He has been described as one of the ten most successful industrial designers in the world, and fills a sketch book every month. Ross Lovegrove’s hand can be seen in a, remarkable mixture of airliner interiors, computers, furniture, lava lamps and suitcases. He has done design work for such companies as Mazda, Louis Vuitton, Hermes, Sony, Samsonite, Knoll, Moroso, Capellini, Kartell and British Airways. He has also worked on the much awarded iMac personal computer from 1999.

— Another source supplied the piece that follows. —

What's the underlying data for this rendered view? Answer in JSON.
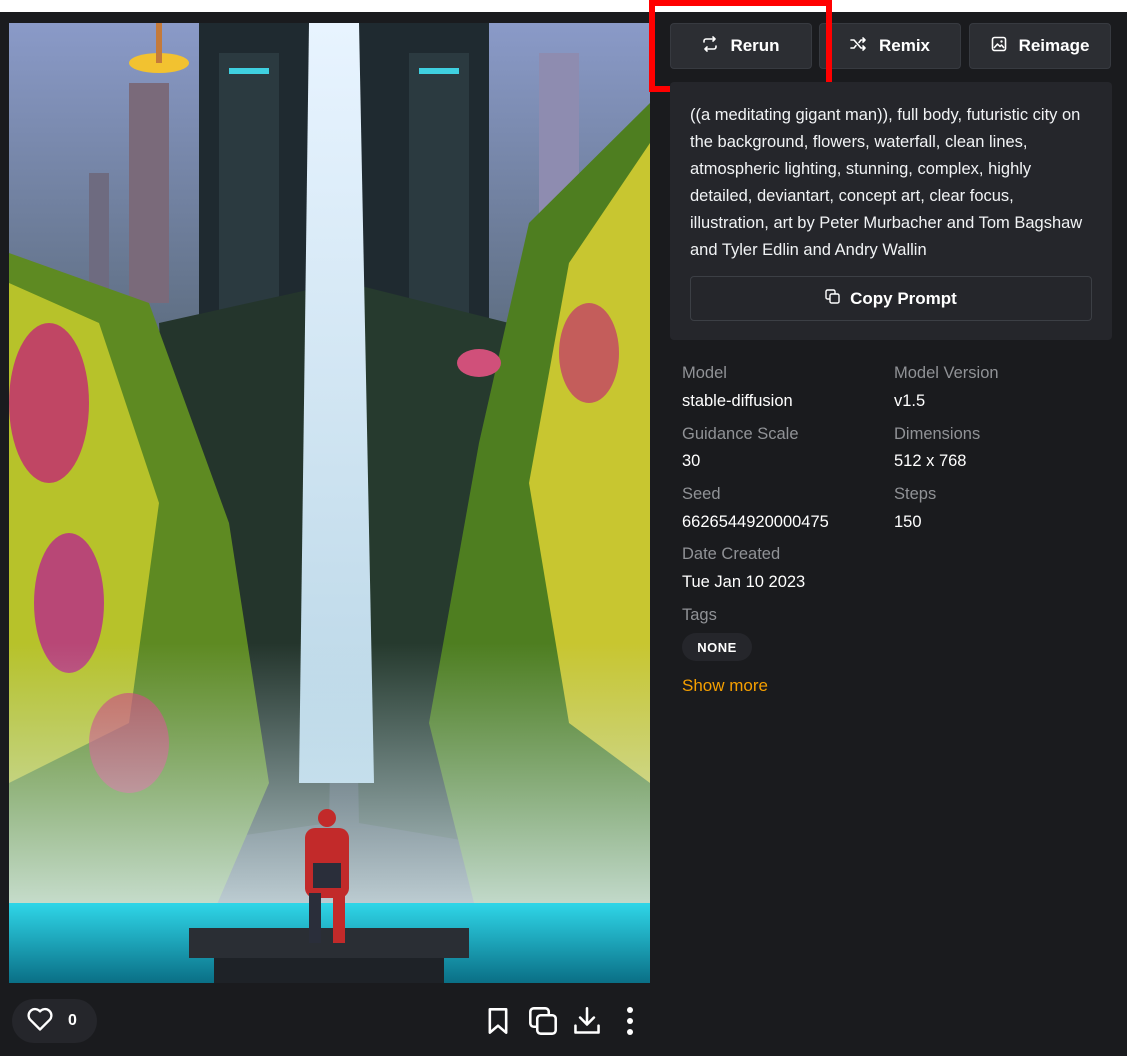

Lovegrove trained in Manchester and then moved on to the Royal College of Art in London. In the early sixties, he worked in Germany with Frog Design. He did design work for such well known products as Sony’s Walkman and Apple’s computers. Moving on to Paris, his work included the very successful Alessandri Office System for Knoll. Returning to London in 1988, he opened his own design agency, Studio X, and continued to chalk up one success after another. Lovegrove often talks about combining form and technology, and says that he wants to create products which were impossible yesterday. Under the motto “Form follows emotion”, he combines high-tech and humanism. The organic, tactile form of his latex camera for Olympus is significative of Lovegrove.
Lovegrove has received several international awards, including the Medaille de la Ville de Paris, and the George Nelson Award. He was nominated for Designer of the Year 2001 by Architektur & Wohnen.
Lovegrove is currently involved in a number of projects, including a villa for a sheik in Qatar, and hairdressing salons in Moscow. He is also working on design studies for the interior of the Airbus A3XX, the largest airliner in the world, due to take to the air in 2005.